A common refrain that music majors hear from those around them is, “It’s hard to make a living as a musician.” However, in today’s ever-changing entertainment business, the career outlook for music students today is much brighter. Musicians are creating careers on their own terms, whether that includes playing with a professional ensemble, performing as a freelance musician, teaching, or a combination of different opportunities, and sharing one’s talent has become infinitely easier through the Internet and social media channels.
No matter the path, making a living as a musician does require skills that a student may not pick up in weekly lessons or courses on music history and theory: understanding contracts; knowledge of copyright; how to file taxes; building a website; and setting up and operating a teaching studio. It’s enough to make anyone’s head spin.

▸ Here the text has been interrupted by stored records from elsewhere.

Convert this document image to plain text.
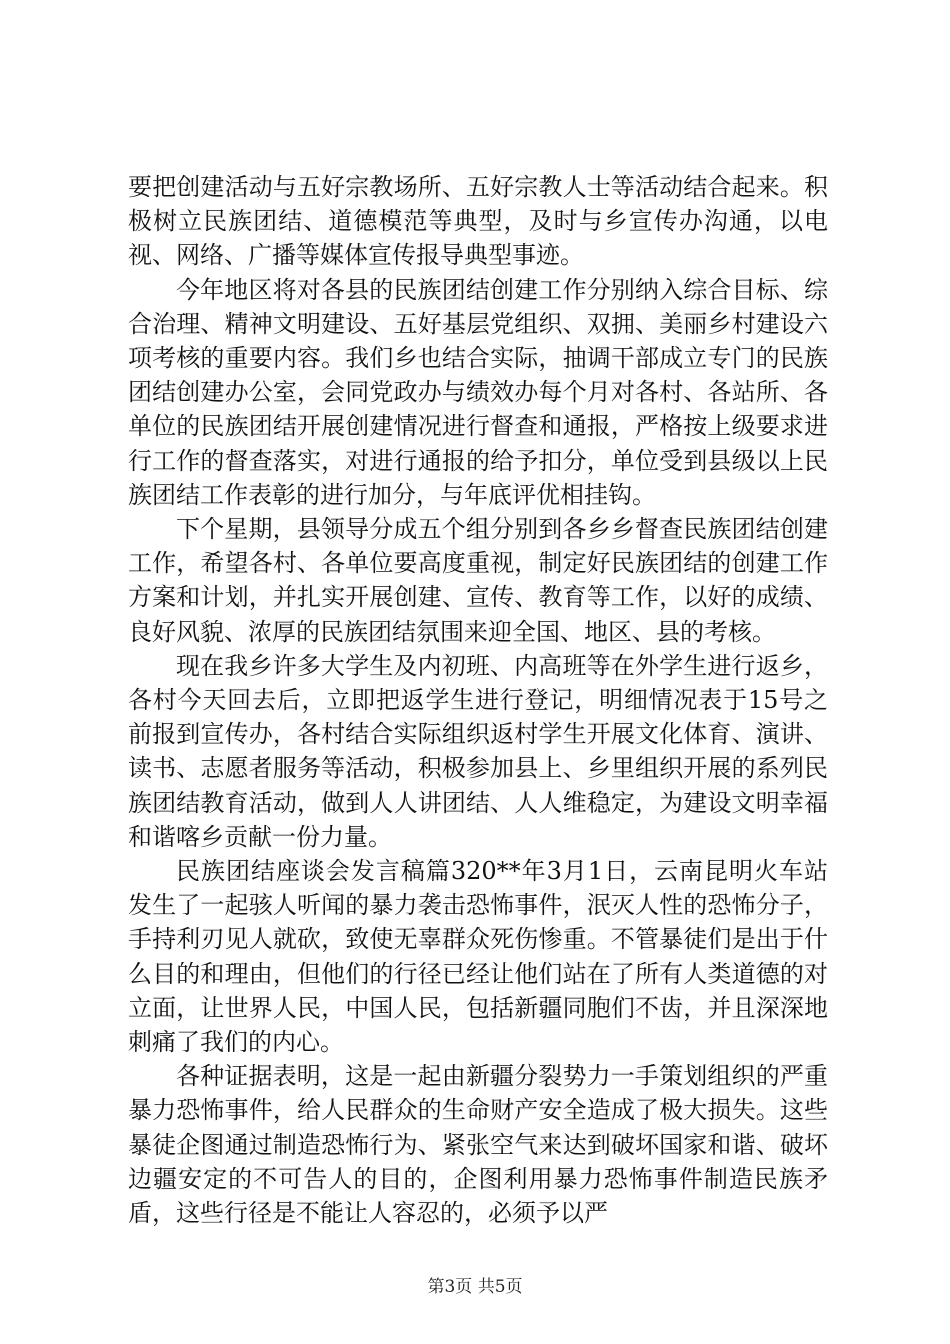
要把创建活动与五好宗教场所、五好宗教人士等活动结合起来。积极树立民族团结、道德模范等典型，及时与乡宣传办沟通，以电视、网络、广播等媒体宣传报导典型事迹。

今年地区将对各县的民族团结创建工作分别纳入综合目标、综合治理、精神文明建设、五好基层党组织、双拥、美丽乡村建设六项考核的重要内容。我们乡也结合实际，抽调干部成立专门的民族团结创建办公室，会同党政办与绩效办每个月对各村、各站所、各单位的民族团结开展创建情况进行督查和通报，严格按上级要求进行工作的督查落实，对进行通报的给予扣分，单位受到县级以上民族团结工作表彰的进行加分，与年底评优相挂钩。

下个星期，县领导分成五个组分别到各乡乡督查民族团结创建工作，希望各村、各单位要高度重视，制定好民族团结的创建工作方案和计划，并扎实开展创建、宣传、教育等工作，以好的成绩、良好风貌、浓厚的民族团结氛围来迎全国、地区、县的考核。

现在我乡许多大学生及内初班、内高班等在外学生进行返乡，各村今天回去后，立即把返学生进行登记，明细情况表于15号之前报到宣传办，各村结合实际组织返村学生开展文化体育、演讲、读书、志愿者服务等活动，积极参加县上、乡里组织开展的系列民族团结教育活动，做到人人讲团结、人人维稳定，为建设文明幸福和谐喀乡贡献一份力量。

民族团结座谈会发言稿篇320**年3月1日，云南昆明火车站发生了一起骇人听闻的暴力袭击恐怖事件，泯灭人性的恐怖分子，手持利刃见人就砍，致使无辜群众死伤惨重。不管暴徒们是出于什么目的和理由，但他们的行径已经让他们站在了所有人类道德的对立面，让世界人民，中国人民，包括新疆同胞们不齿，并且深深地刺痛了我们的内心。

各种证据表明，这是一起由新疆分裂势力一手策划组织的严重暴力恐怖事件，给人民群众的生命财产安全造成了极大损失。这些暴徒企图通过制造恐怖行为、紧张空气来达到破坏国家和谐、破坏边疆安定的不可告人的目的，企图利用暴力恐怖事件制造民族矛盾，这些行径是不能让人容忍的，必须予以严

第3页 共5页
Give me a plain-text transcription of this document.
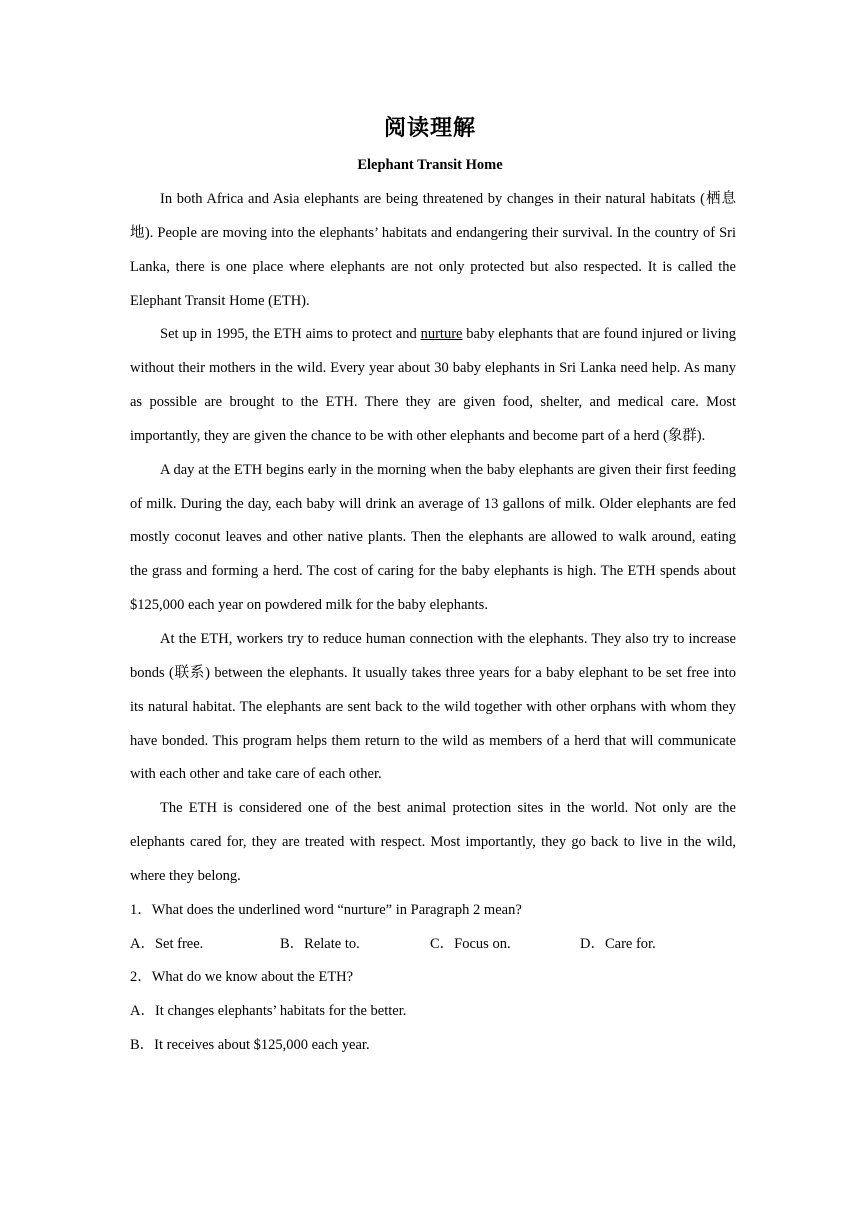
阅读理解
Elephant Transit Home

In both Africa and Asia elephants are being threatened by changes in their natural habitats (栖息地). People are moving into the elephants’ habitats and endangering their survival. In the country of Sri Lanka, there is one place where elephants are not only protected but also respected. It is called the Elephant Transit Home (ETH).

Set up in 1995, the ETH aims to protect and nurture baby elephants that are found injured or living without their mothers in the wild. Every year about 30 baby elephants in Sri Lanka need help. As many as possible are brought to the ETH. There they are given food, shelter, and medical care. Most importantly, they are given the chance to be with other elephants and become part of a herd (象群).

A day at the ETH begins early in the morning when the baby elephants are given their first feeding of milk. During the day, each baby will drink an average of 13 gallons of milk. Older elephants are fed mostly coconut leaves and other native plants. Then the elephants are allowed to walk around, eating the grass and forming a herd. The cost of caring for the baby elephants is high. The ETH spends about $125,000 each year on powdered milk for the baby elephants.

At the ETH, workers try to reduce human connection with the elephants. They also try to increase bonds (联系) between the elephants. It usually takes three years for a baby elephant to be set free into its natural habitat. The elephants are sent back to the wild together with other orphans with whom they have bonded. This program helps them return to the wild as members of a herd that will communicate with each other and take care of each other.

The ETH is considered one of the best animal protection sites in the world. Not only are the elephants cared for, they are treated with respect. Most importantly, they go back to live in the wild, where they belong.

1．What does the underlined word “nurture” in Paragraph 2 mean?

A．Set free.	B．Relate to.	C．Focus on.	D．Care for.

2．What do we know about the ETH?

A．It changes elephants’ habitats for the better.

B．It receives about $125,000 each year.
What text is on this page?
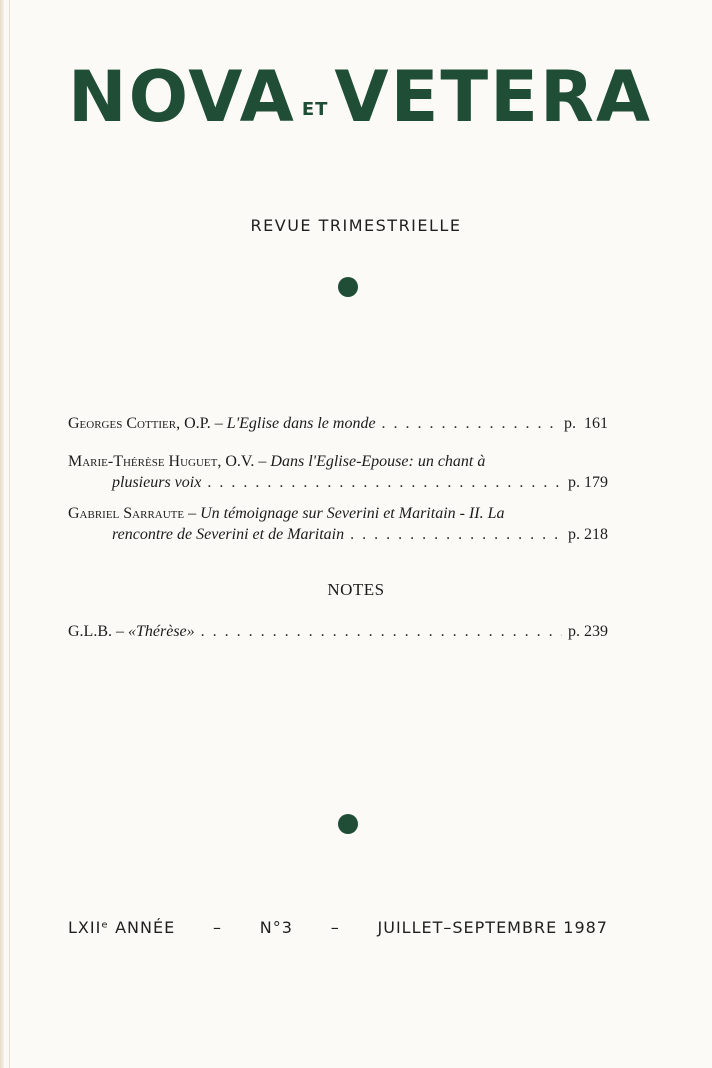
NOVA ETVETERA
REVUE TRIMESTRIELLE
Georges Cottier , O.P. – L'Eglise dans le monde . . .	p.  161
Marie-Thérèse Huguet , O.V. – Dans l'Eglise-Epouse: un chant à
plusieurs voix . . .	p. 179
Gabriel Sarraute – Un témoignage sur Severini et Maritain - II. La
rencontre de Severini et de Maritain . . .	p. 218
NOTES
G.L.B. – «Thérèse» . . .	p. 239
LXIIᵉ ANNÉE – N°3 – JUILLET–SEPTEMBRE 1987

But music professor Jennifer Cable’s new class on music entrepreneurship aims to demystify it all and equip students with tools to build a successful career.
“The course allows us to focus on the multiple facets of building a career in music, considering the skills required beyond musicianship that contribute to success in the field,” Cable says. “Each student will leave this class with a wealth of knowledge and new tools with which to work, but also resources as to what to do next to develop your skills or answer their questions.”
Cable is passionate about teaching the course because she remembers starting her own career as a musician. “Everything you’re not supposed to do, I ended up doing when I was younger,” she recalls with a smile. “I had a friend take my headshot, I signed contracts without being 100 percent knowledgeable about what I was signing. It’s not like I couldn’t read a contract, but when you’re so hungry to get that work, you don’t understand that it’s OK to step back and take a look and review things.”
Cable’s students have appreciated the opportunities that the class provides. “This class has surprised me with how many different paths there are in the arts,” says Britta Loftus, ’17.
“As a music student, you hear a lot of talk about promoting your brand and that didn’t seem like something I could do, let alone something I wanted to do,” says Jen Swegan, ’15. “What it comes down to is not that you love to toot your own horn, but that you love your craft and feel confident that you perform in a way that can enrich people’s lives. So you do what it takes to find performing opportunities.”
Each week, students learn firsthand from experts in the field who share their knowledge and experiences with the students. “I’ve had colleagues from communications, the law school, and the music department, as well as the director of the Modlin Center speak with the class,” Cable says. “Everyone is being extremely generous with their time and expertise.”
Cable is thrilled to see that each week’s topic generates interesting discussions with the students. “I love that the class is small,” says Katherine Cook, ’15, “because we can really go into great detail about plans for each of us as a musician. My favorite part is learning about all the behind the scenes work that people never talk about.”
Cable says discussions arise come out of everything. “For a teacher,” she says, “that’s been immensely exciting and rewarding to see that stuff comes up in every class.”
The students will put the advice from their guest speakers, as well as the skills they’ve gained throughout the course into practice for their final projects. Each student will present a business model for a freelance music career and a teaching studio to their classmates. The students will walk away with these two blueprints and be able to put them into practice immediately, if they choose — something that excites them.
“We’ve talked about budgeting, keeping records for taxes, and how to open a studio for private students,” says Rebecca Quillen, ’16. “I know putting these habits into practice now will aid me tremendously as my music career picks up steam.”
Swegan agrees that the chance to learn skills now will benefit her career down the road. “I think we’re better equipped to make the most of our artistic education for having picked up all this practical savvy while we’re in school. It’s the kind of know-how that many artists have to learn through experience, which takes time and mental resources that could otherwise be devoted to making music.”